The tests on the Semi Strong form of the residential property market showed that some properties were not correctly priced to the market throughout this period, and that all publicly available information is not immediately reflected in the prices. Although there is evidence to imply that the residential property market in Auckland is inefficient in this form, by following a trading rule as used above, the extra returns may not be justifiable since high search costs will be involved. And in practice the entire under priced property portfolio has to be purchased throughout the course of ten years in order to gain this implied extra return. An investment of this magnitude is impossible, and so the Semi Strong form Efficiency of the real estate market cannot be fully rejected.
Both concepts of market efficiency cannot be fully rejected by the fact that the abnormal returns cannot be exploited. But, as suggested by Londerville (1998), if investors are well informed of the current Real Estate Market and its fundamentals. By applying a similar trading rule as a screening process and after a thorough analysis, some truly under priced properties can be identified. The resulting abnormal returns are in fact possible since it is shown that underpriced properties yielded higher than normal returns. In addition the proven fact that property prices do exhibit some inertia, as shown from the results above. The WRS Price Index, a more accurate representation than the Median Price Index, can be a useful tool to understand the market better and to identify cyclical patterns.
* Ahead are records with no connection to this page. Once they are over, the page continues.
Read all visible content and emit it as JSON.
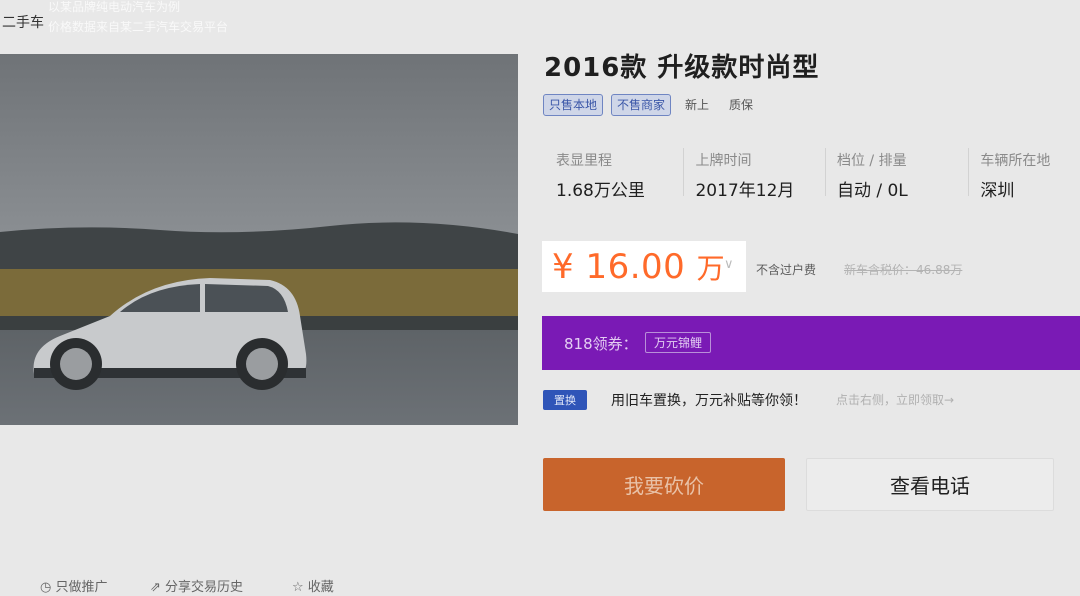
{
  "header": {
    "site_name": "二手车",
    "ad_line1": "以某品牌纯电动汽车为例",
    "ad_line2": "价格数据来自某二手汽车交易平台"
  },
  "car": {
    "title": "2016款 升级款时尚型",
    "tags": [
      "只售本地",
      "不售商家",
      "新上",
      "质保"
    ]
  },
  "specs": [
    {
      "label": "表显里程",
      "value": "1.68万公里"
    },
    {
      "label": "上牌时间",
      "value": "2017年12月"
    },
    {
      "label": "档位 / 排量",
      "value": "自动 / 0L"
    },
    {
      "label": "车辆所在地",
      "value": "深圳"
    }
  ],
  "price": {
    "symbol": "¥",
    "amount": "16.00",
    "unit": "万",
    "note": "不含过户费",
    "new_car_price": "新车含税价：46.88万"
  },
  "coupon": {
    "label": "818领券：",
    "chip": "万元锦鲤"
  },
  "trade_in": {
    "badge": "置换",
    "text": "用旧车置换，万元补贴等你领！",
    "link": "点击右侧，立即领取→"
  },
  "buttons": {
    "bargain": "我要砍价",
    "phone": "查看电话"
  },
  "bottom_actions": [
    "只做推广",
    "分享交易历史",
    "收藏"
  ],
  "colors": {
    "price": "#ff6a2a",
    "coupon_bg": "#7a1ab5",
    "bargain_bg": "#c8642c",
    "tag_border": "#6f85c2"
  }
}
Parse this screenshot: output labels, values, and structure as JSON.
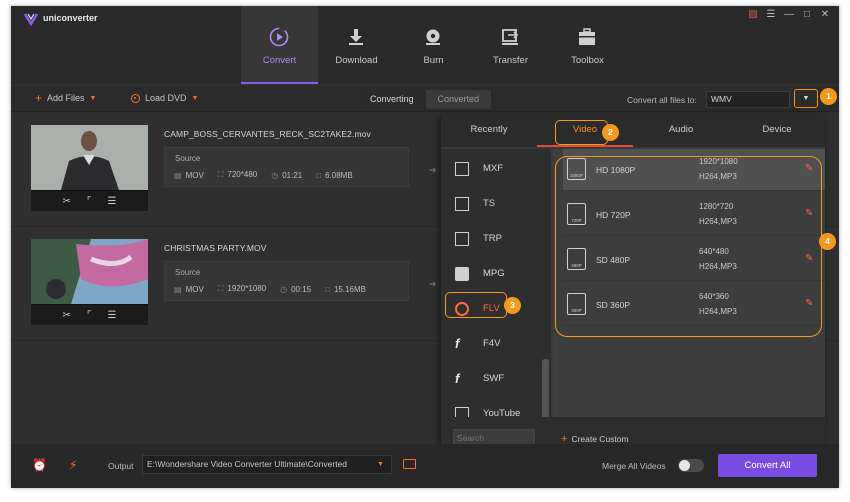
{
  "app": {
    "name": "uniconverter"
  },
  "nav": [
    {
      "label": "Convert",
      "icon": "convert-icon",
      "active": true
    },
    {
      "label": "Download",
      "icon": "download-icon"
    },
    {
      "label": "Burn",
      "icon": "burn-icon"
    },
    {
      "label": "Transfer",
      "icon": "transfer-icon"
    },
    {
      "label": "Toolbox",
      "icon": "toolbox-icon"
    }
  ],
  "toolbar": {
    "add_files": "Add Files",
    "load_dvd": "Load DVD",
    "tab_converting": "Converting",
    "tab_converted": "Converted",
    "convert_all_label": "Convert all files to:",
    "format_value": "WMV"
  },
  "files": [
    {
      "name": "CAMP_BOSS_CERVANTES_RECK_SC2TAKE2.mov",
      "source_label": "Source",
      "format": "MOV",
      "resolution": "720*480",
      "duration": "01:21",
      "size": "6.08MB"
    },
    {
      "name": "CHRISTMAS PARTY.MOV",
      "source_label": "Source",
      "format": "MOV",
      "resolution": "1920*1080",
      "duration": "00:15",
      "size": "15.16MB"
    }
  ],
  "popup": {
    "tabs": [
      "Recently",
      "Video",
      "Audio",
      "Device"
    ],
    "selected_tab": "Video",
    "formats": [
      "MXF",
      "TS",
      "TRP",
      "MPG",
      "FLV",
      "F4V",
      "SWF",
      "YouTube"
    ],
    "selected_format": "FLV",
    "presets": [
      {
        "name": "HD 1080P",
        "badge": "1080P",
        "resolution": "1920*1080",
        "codec": "H264,MP3"
      },
      {
        "name": "HD 720P",
        "badge": "720P",
        "resolution": "1280*720",
        "codec": "H264,MP3"
      },
      {
        "name": "SD 480P",
        "badge": "480P",
        "resolution": "640*480",
        "codec": "H264,MP3"
      },
      {
        "name": "SD 360P",
        "badge": "360P",
        "resolution": "640*360",
        "codec": "H264,MP3"
      }
    ],
    "search_placeholder": "Search",
    "create_custom": "Create Custom"
  },
  "callouts": [
    "1",
    "2",
    "3",
    "4"
  ],
  "bottom": {
    "output_label": "Output",
    "output_path": "E:\\Wondershare Video Converter Ultimate\\Converted",
    "merge_label": "Merge All Videos",
    "merge_enabled": false,
    "convert_all": "Convert All"
  },
  "colors": {
    "accent": "#8b5cf0",
    "orange": "#ff6a3a",
    "callout": "#f39a1e",
    "button": "#7a4de2"
  }
}
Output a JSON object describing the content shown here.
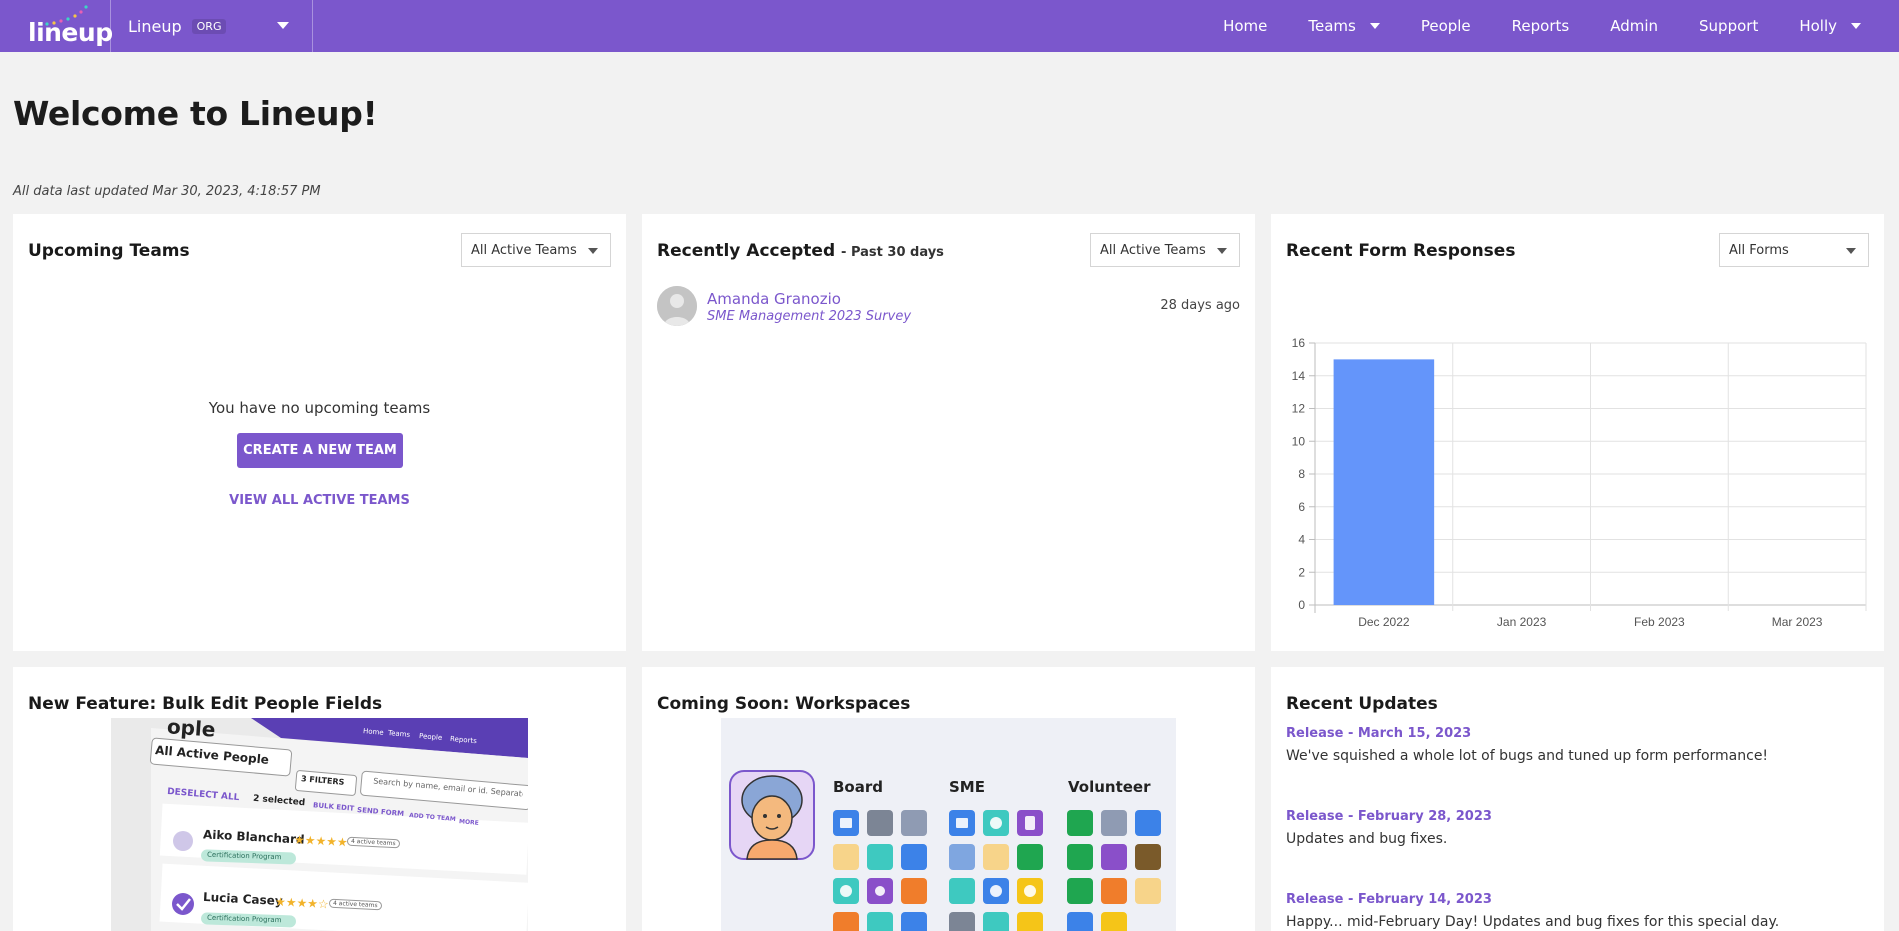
{
  "nav": {
    "logo_text": "lineup",
    "org_name": "Lineup",
    "org_badge": "ORG",
    "links": [
      "Home",
      "Teams",
      "People",
      "Reports",
      "Admin",
      "Support",
      "Holly"
    ],
    "accent": "#7b57cc"
  },
  "page": {
    "title": "Welcome to Lineup!",
    "last_updated": "All data last updated Mar 30, 2023, 4:18:57 PM"
  },
  "upcoming": {
    "title": "Upcoming Teams",
    "filter": "All Active Teams",
    "empty": "You have no upcoming teams",
    "create_button": "CREATE A NEW TEAM",
    "view_all": "VIEW ALL ACTIVE TEAMS"
  },
  "accepted": {
    "title": "Recently Accepted",
    "subtitle": "- Past 30 days",
    "filter": "All Active Teams",
    "items": [
      {
        "name": "Amanda Granozio",
        "form": "SME Management 2023 Survey",
        "time": "28 days ago"
      }
    ]
  },
  "forms": {
    "title": "Recent Form Responses",
    "filter": "All Forms"
  },
  "chart_data": {
    "type": "bar",
    "categories": [
      "Dec 2022",
      "Jan 2023",
      "Feb 2023",
      "Mar 2023"
    ],
    "values": [
      15,
      0,
      0,
      0
    ],
    "ylim": [
      0,
      16
    ],
    "yticks": [
      0,
      2,
      4,
      6,
      8,
      10,
      12,
      14,
      16
    ],
    "grid": true,
    "bar_color": "#6495fa"
  },
  "feature": {
    "title": "New Feature: Bulk Edit People Fields",
    "screenshot": {
      "filter_label": "All Active People",
      "filters_btn": "3 FILTERS",
      "search_placeholder": "Search by name, email or id. Separate emails by",
      "deselect": "DESELECT ALL",
      "selected": "2 selected",
      "bulk_edit": "BULK EDIT",
      "send_form": "SEND FORM",
      "add_team": "ADD TO TEAM",
      "more": "MORE",
      "nav_home": "Home",
      "nav_teams": "Teams",
      "nav_people": "People",
      "nav_reports": "Reports",
      "people": [
        {
          "name": "Aiko Blanchard",
          "tag": "Certification Program",
          "teams": "4 active teams"
        },
        {
          "name": "Lucia Casey",
          "tag": "Certification Program",
          "teams": "4 active teams"
        }
      ]
    }
  },
  "workspaces": {
    "title": "Coming Soon: Workspaces",
    "columns": [
      "Board",
      "SME",
      "Volunteer"
    ]
  },
  "updates": {
    "title": "Recent Updates",
    "items": [
      {
        "title": "Release - March 15, 2023",
        "desc": "We've squished a whole lot of bugs and tuned up form performance!"
      },
      {
        "title": "Release - February 28, 2023",
        "desc": "Updates and bug fixes."
      },
      {
        "title": "Release - February 14, 2023",
        "desc": "Happy... mid-February Day! Updates and bug fixes for this special day."
      }
    ]
  }
}
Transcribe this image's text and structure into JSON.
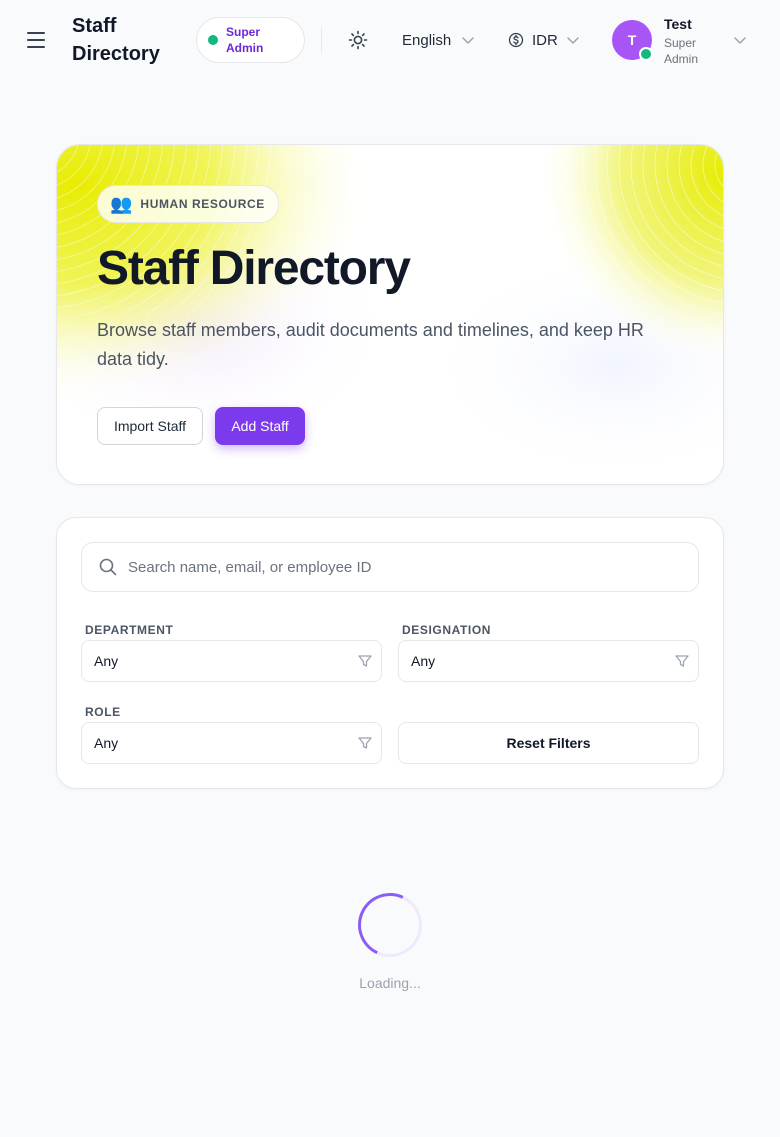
{
  "header": {
    "title": "Staff Directory",
    "role_badge": "Super Admin",
    "language": "English",
    "currency": "IDR",
    "user": {
      "initial": "T",
      "name": "Test",
      "role": "Super Admin"
    }
  },
  "hero": {
    "badge_icon": "👥",
    "badge_label": "HUMAN RESOURCE",
    "title": "Staff Directory",
    "subtitle": "Browse staff members, audit documents and timelines, and keep HR data tidy.",
    "import_label": "Import Staff",
    "add_label": "Add Staff"
  },
  "filters": {
    "search_placeholder": "Search name, email, or employee ID",
    "department_label": "DEPARTMENT",
    "department_value": "Any",
    "designation_label": "DESIGNATION",
    "designation_value": "Any",
    "role_label": "ROLE",
    "role_value": "Any",
    "reset_label": "Reset Filters"
  },
  "status": {
    "loading_text": "Loading..."
  },
  "colors": {
    "accent": "#7c3aed",
    "online": "#10b981",
    "avatar": "#a855f7"
  }
}
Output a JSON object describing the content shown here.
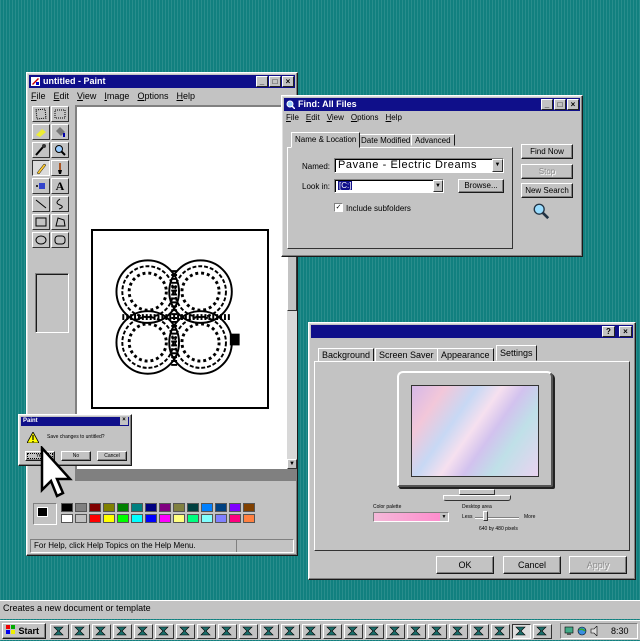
{
  "paint": {
    "title": "untitled - Paint",
    "menus": [
      "File",
      "Edit",
      "View",
      "Image",
      "Options",
      "Help"
    ],
    "status": "For Help, click Help Topics on the Help Menu.",
    "title_buttons": [
      "_",
      "□",
      "×"
    ]
  },
  "find": {
    "title": "Find: All Files",
    "menus": [
      "File",
      "Edit",
      "View",
      "Options",
      "Help"
    ],
    "tabs": [
      "Name & Location",
      "Date Modified",
      "Advanced"
    ],
    "named_label": "Named:",
    "named_value": "Pavane - Electric Dreams",
    "look_in_label": "Look in:",
    "look_in_value": "[C:]",
    "browse_label": "Browse...",
    "subfolders_label": "Include subfolders",
    "find_now_label": "Find Now",
    "stop_label": "Stop",
    "new_search_label": "New Search"
  },
  "display": {
    "title_buttons": [
      "?",
      "×"
    ],
    "tabs": [
      "Background",
      "Screen Saver",
      "Appearance",
      "Settings"
    ],
    "color_palette_label": "Color palette",
    "desktop_area_label": "Desktop area",
    "less_label": "Less",
    "more_label": "More",
    "resolution_label": "640 by 480 pixels",
    "ok_label": "OK",
    "cancel_label": "Cancel",
    "apply_label": "Apply"
  },
  "dialog": {
    "title": "Paint",
    "message": "Save changes to untitled?",
    "yes_label": "Yes",
    "no_label": "No",
    "cancel_label": "Cancel"
  },
  "desktop": {
    "status_line": "Creates a new document or template"
  },
  "taskbar": {
    "start_label": "Start",
    "clock": "8:30"
  },
  "palette_colors": [
    "#000000",
    "#808080",
    "#800000",
    "#808000",
    "#008000",
    "#008080",
    "#000080",
    "#800080",
    "#808040",
    "#004040",
    "#0080ff",
    "#004080",
    "#8000ff",
    "#804000",
    "#ffffff",
    "#c0c0c0",
    "#ff0000",
    "#ffff00",
    "#00ff00",
    "#00ffff",
    "#0000ff",
    "#ff00ff",
    "#ffff80",
    "#00ff80",
    "#80ffff",
    "#8080ff",
    "#ff0080",
    "#ff8040"
  ]
}
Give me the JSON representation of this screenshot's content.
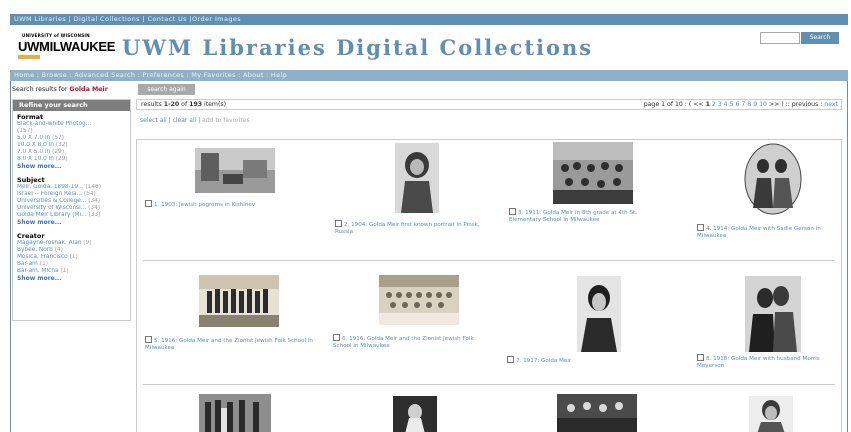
{
  "top_nav": "UWM Libraries | Digital Collections | Contact Us |Order Images",
  "logo": {
    "university": "UNIVERSITY of WISCONSIN",
    "name": "UWMILWAUKEE"
  },
  "site_title": "UWM Libraries Digital Collections",
  "header_search": {
    "button": "Search",
    "value": ""
  },
  "nav": "Home : Browse : Advanced Search : Preferences : My Favorites : About : Help",
  "search": {
    "prefix": "Search results for",
    "term": "Golda Meir",
    "again_button": "search again"
  },
  "sidebar": {
    "title": "Refine your search",
    "facets": [
      {
        "heading": "Format",
        "rows": [
          {
            "label": "Black-and-white Photog...",
            "count": ""
          },
          {
            "label": "",
            "count": "(157)"
          },
          {
            "label": "5.0 X 7.0 in",
            "count": "(57)"
          },
          {
            "label": "10.0 X 8.0 in",
            "count": "(32)"
          },
          {
            "label": "7.0 X 5.0 in",
            "count": "(29)"
          },
          {
            "label": "8.0 X 10.0 in",
            "count": "(29)"
          }
        ],
        "more": "Show more..."
      },
      {
        "heading": "Subject",
        "rows": [
          {
            "label": "Meir, Golda, 1898-19...",
            "count": "(146)"
          },
          {
            "label": "Israel -- Foreign Rela...",
            "count": "(54)"
          },
          {
            "label": "Universities & College...",
            "count": "(34)"
          },
          {
            "label": "University of Wisconsi...",
            "count": "(34)"
          },
          {
            "label": "Golda Meir Library (Mi...",
            "count": "(33)"
          }
        ],
        "more": "Show more..."
      },
      {
        "heading": "Creator",
        "rows": [
          {
            "label": "Magayne-roshak, Alan",
            "count": "(9)"
          },
          {
            "label": "Bybee, Norb",
            "count": "(4)"
          },
          {
            "label": "Mosica, Francisco",
            "count": "(1)"
          },
          {
            "label": "Bar-am",
            "count": "(1)"
          },
          {
            "label": "Bar-am, Micha",
            "count": "(1)"
          }
        ],
        "more": "Show more..."
      }
    ]
  },
  "results": {
    "summary_prefix": "results",
    "range": "1-20",
    "of": "of",
    "total": "193",
    "summary_suffix": "item(s)",
    "pager_text": "page 1 of 10 : ( << ",
    "pages": [
      "1",
      "2",
      "3",
      "4",
      "5",
      "6",
      "7",
      "8",
      "9",
      "10"
    ],
    "pager_tail": " >> ) :: previous : ",
    "next": "next",
    "select_all": "select all",
    "clear_all": "clear all",
    "add_fav": "add to favorites",
    "items": [
      {
        "num": "1.",
        "caption": "1903: Jewish pogroms in Kishinev"
      },
      {
        "num": "2.",
        "caption": "1904: Golda Meir first known portrait in Pinsk, Russia"
      },
      {
        "num": "3.",
        "caption": "1911: Golda Meir in 8th grade at 4th St. Elementary School in Milwaukee"
      },
      {
        "num": "4.",
        "caption": "1914: Golda Meir with Sadie Gerson in Milwaukee"
      },
      {
        "num": "5.",
        "caption": "1916: Golda Meir and the Zionist Jewish Folk School in Milwaukee"
      },
      {
        "num": "6.",
        "caption": "1916: Golda Meir and the Zionist Jewish Folk School in Milwaukee"
      },
      {
        "num": "7.",
        "caption": "1917: Golda Meir"
      },
      {
        "num": "8.",
        "caption": "1918: Golda Meir with husband Morris Meyerson"
      }
    ]
  }
}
The overall analysis provided some insightful outcomes such as the non random walk of property prices, and the proof of market imperfections in pricing. The significant differences in the portfolios analysed also prove that the hedonic pricing model used in the study, performs quite well for pricing and as a base line for identifying underpriced properties. This kind of pricing model and the results obtained throughout this paper can be useful to assist investors in making more informative decisions and with some diligence, exploit these inefficiencies in the property market.